Nur ein Papiertiger?

Die Forschung ist frei. Das gilt nicht überall in Europa. Die Bonner Erklärung der EU-Forschungsminister soll Abhilfe schaffen.

Von Matthias WallenfelsMatthias Wallenfels Veröffentlicht:

Innovation – fast egal, in welchem Bereich – beruht auf wissenschaftlicher Forschung. Mit im Boot sind in der Regel Hochschulen und Institute, deren Arbeit voll oder teilweise vom Staatssäckel abhängt. Forschung ist frei, lautet das Credo der Bundesrepublik ebenso wie der EU. Soweit die Theorie.

In der Praxis verfahren aber vor allem auch einige EU-Mitgliedstaaten, die noch keine lange Tradition als Demokratie vorweisen können, nach dem Motto „Wer zahlt, der bestimmt die Musik“. Wie die jüngste Vergangenheit zeigt, versuchen Regierungen, Universitäten an die Kandarre zu legen. Soll sich die Forschung nach Staatsinteressen ausrichten, haben es vor allem Regimegegner schwer, wenn sie hauptberuflich in der forschenden Wissenschaft tätig sind.

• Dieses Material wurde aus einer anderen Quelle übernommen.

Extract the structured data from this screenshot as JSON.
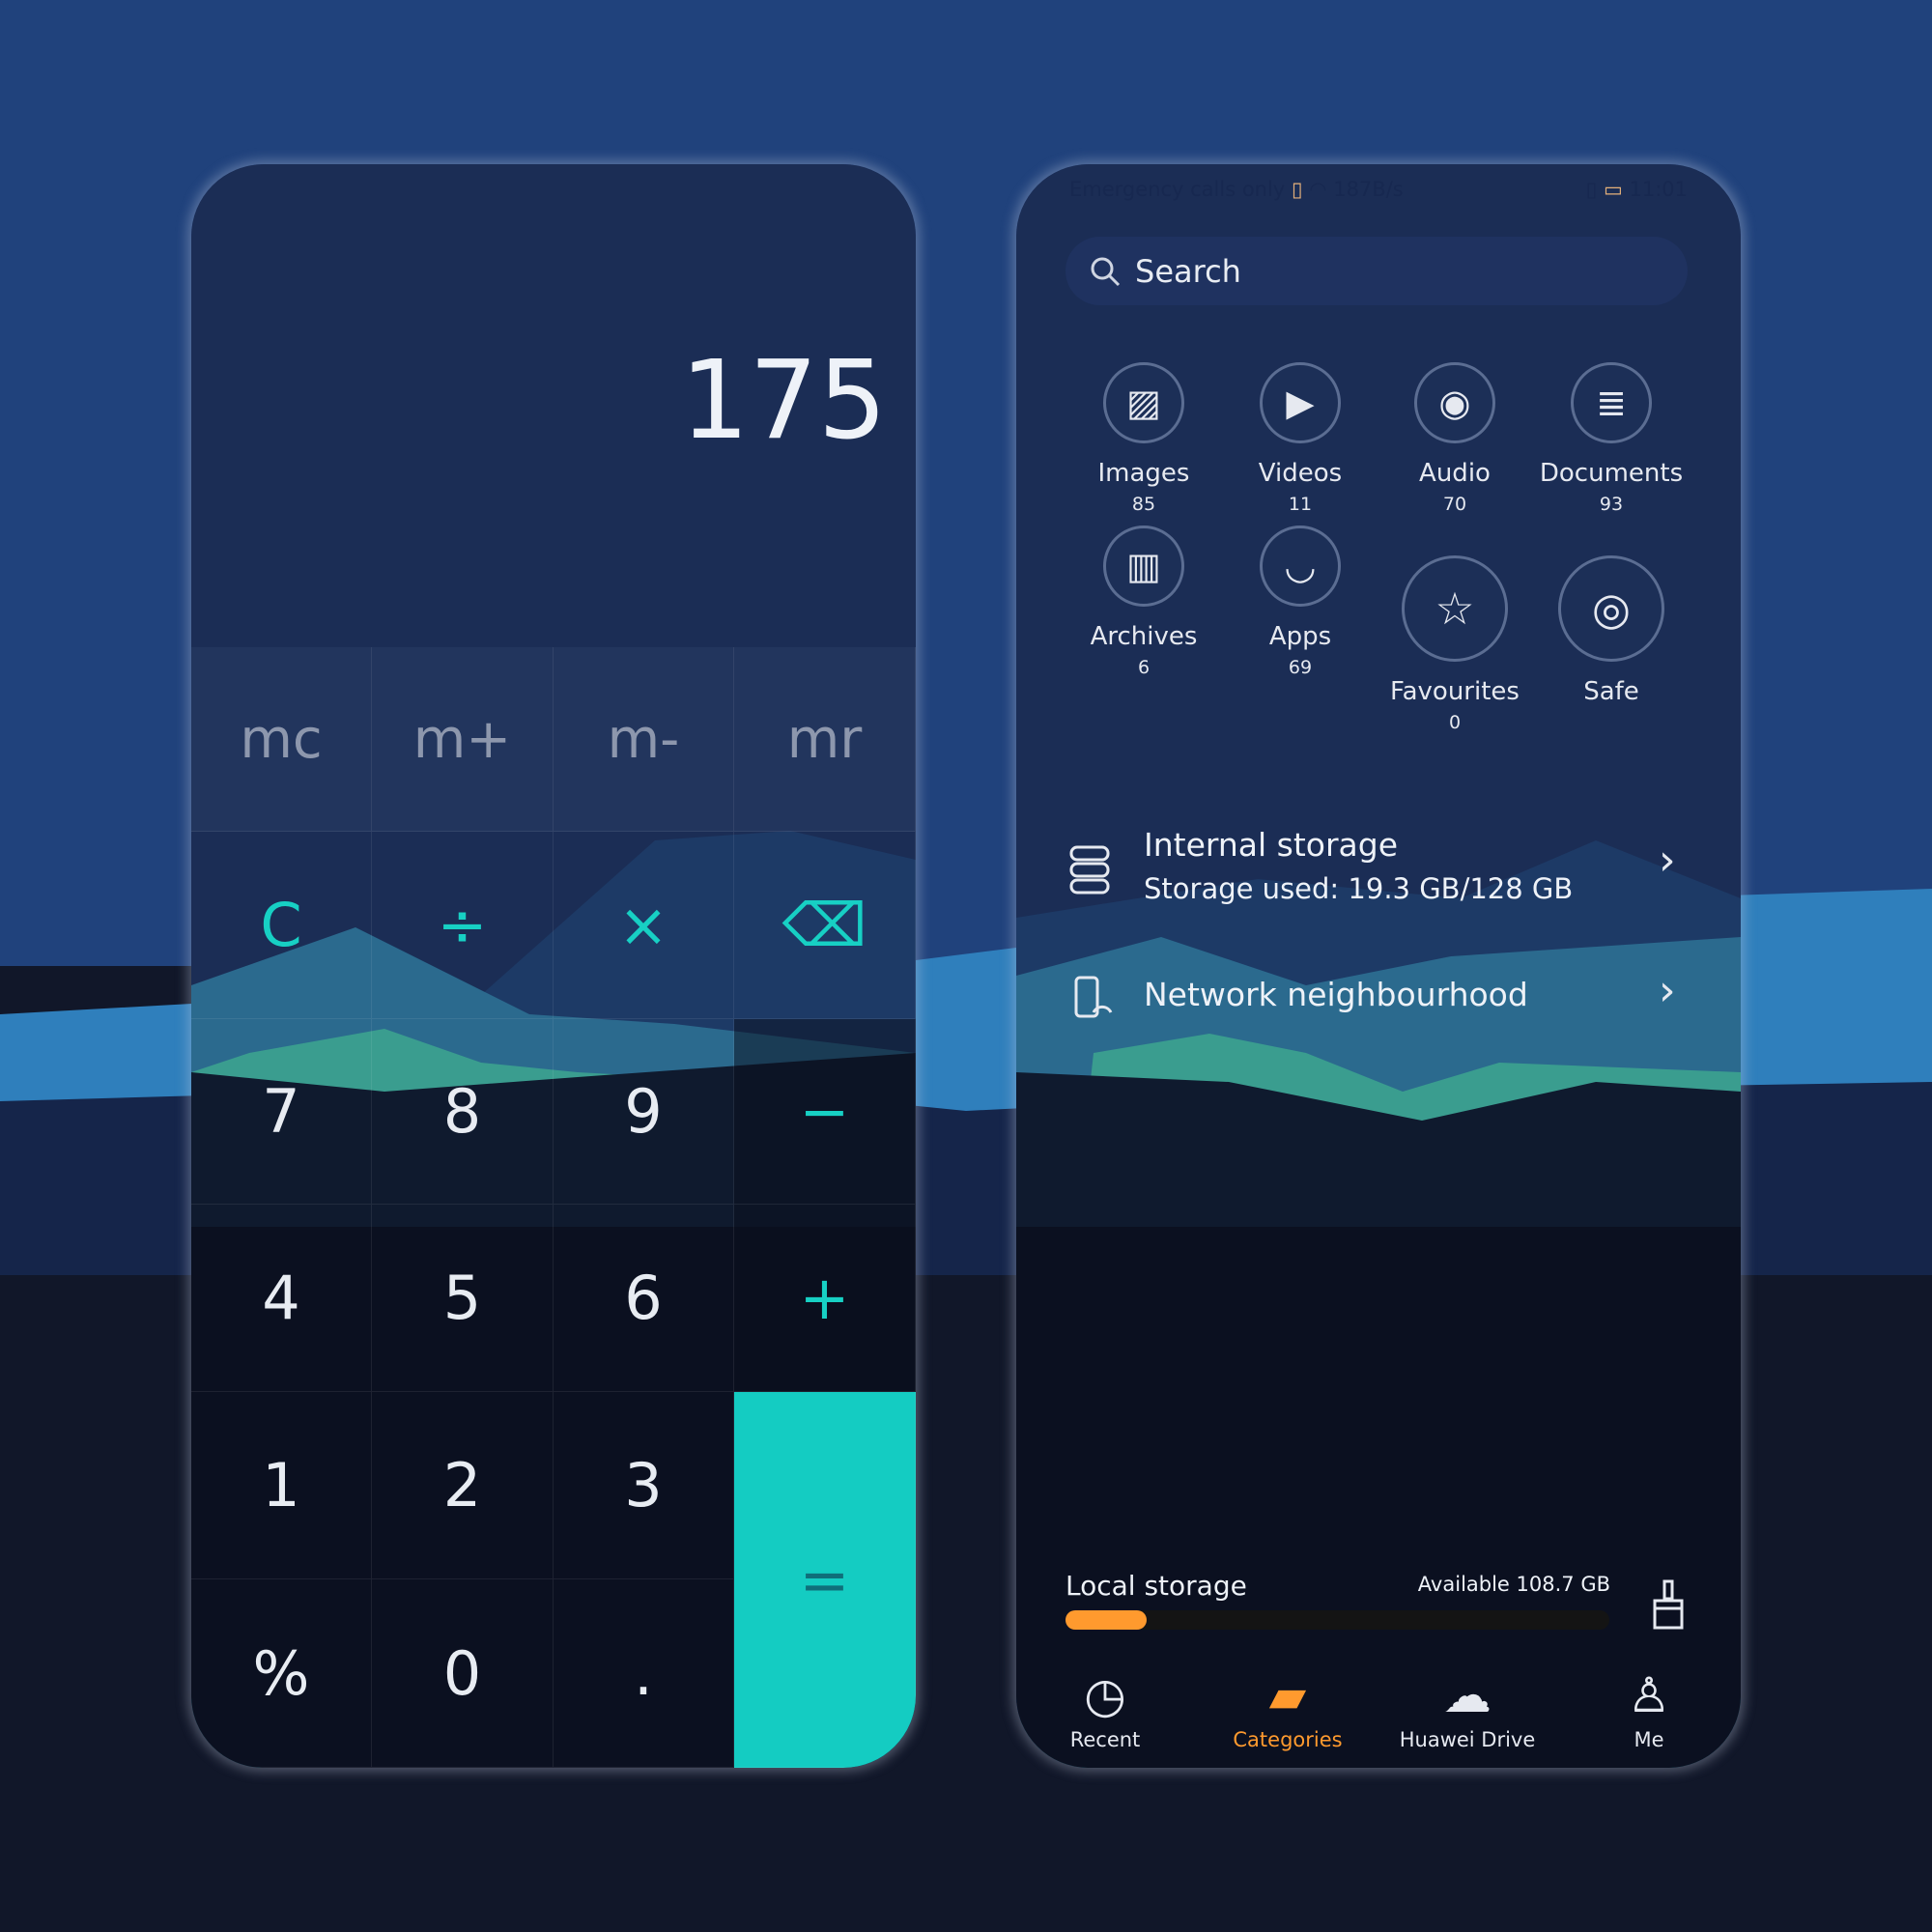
{
  "colors": {
    "accent": "#17d0c4",
    "orange": "#ff9a2e",
    "bg": "#1e3f7a"
  },
  "calculator": {
    "display": "175",
    "memory_keys": [
      "mc",
      "m+",
      "m-",
      "mr"
    ],
    "rows": [
      [
        "C",
        "÷",
        "×",
        "⌫"
      ],
      [
        "7",
        "8",
        "9",
        "−"
      ],
      [
        "4",
        "5",
        "6",
        "+"
      ],
      [
        "1",
        "2",
        "3",
        "="
      ],
      [
        "%",
        "0",
        "."
      ]
    ]
  },
  "files": {
    "status_bar": {
      "carrier": "Emergency calls only",
      "speed": "187B/s",
      "time": "11:01"
    },
    "search": {
      "placeholder": "Search"
    },
    "categories": [
      {
        "label": "Images",
        "count": "85",
        "icon": "image-icon"
      },
      {
        "label": "Videos",
        "count": "11",
        "icon": "video-icon"
      },
      {
        "label": "Audio",
        "count": "70",
        "icon": "audio-icon"
      },
      {
        "label": "Documents",
        "count": "93",
        "icon": "document-icon"
      },
      {
        "label": "Archives",
        "count": "6",
        "icon": "archive-icon"
      },
      {
        "label": "Apps",
        "count": "69",
        "icon": "apps-icon"
      },
      {
        "label": "Favourites",
        "count": "0",
        "icon": "star-folder-icon"
      },
      {
        "label": "Safe",
        "count": "",
        "icon": "safe-icon"
      }
    ],
    "internal_storage": {
      "title": "Internal storage",
      "subtitle": "Storage used: 19.3 GB/128 GB"
    },
    "network": {
      "title": "Network neighbourhood"
    },
    "local_storage": {
      "label": "Local storage",
      "available": "Available 108.7 GB",
      "used_percent": 15
    },
    "nav": [
      {
        "label": "Recent",
        "icon": "clock-icon"
      },
      {
        "label": "Categories",
        "icon": "folder-icon",
        "active": true
      },
      {
        "label": "Huawei Drive",
        "icon": "cloud-icon"
      },
      {
        "label": "Me",
        "icon": "person-icon"
      }
    ]
  }
}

Damit soll nun Schluss sein, wenn es nach dem Willen der EU-Kommission geht. Sie hat Vorschläge für ein abgestimmtes Eintreten für die Freiheit und deren Verteidigung erarbeitet. Am Dienstag fand in Bonn die dazugehörige Konferenz der EU-Forschungsminister statt, die – unter deutscher EU-Ratspräsidentschaft – mit der Bonner Erklärung den Weg zur Freiheit der Wissenschaft in Europa ebnen wollen. Bevor die Bonner Erklärung in Kraft treten kann, muss sie erst von allen EU-Mitgliedstaaten ratifiziert werden – womit Bundesforschungsministerin Anja Karliczek „binnen Tagen und Wochen“ rechnet, wie sie am Dienstag in Bonn vollmundig verkündete.

Soweit nicht klar ist, welche Sanktionen drohen und ob diese einschüchternd wirken können auf Regierungen, wird das Bonner Dokument ein Papiertiger bleiben. Hier ist der Gestaltungswille der EU gefragt – und deren Entschlossenheit, Verstöße gegen die Freiheit der Wissenschaft auch wirklich zu ahnden.

Schaut man sich aber an, wie in der jüngeren Vergangenheit seitens der EU mit Polen und vor allem Ungarn umgegangen wurde, so ist zu vermuten, dass die Tigerkrallen weitgehend eingefahren bleiben werden, wenn es zum Angriff auf schwarze Schafe gehen soll.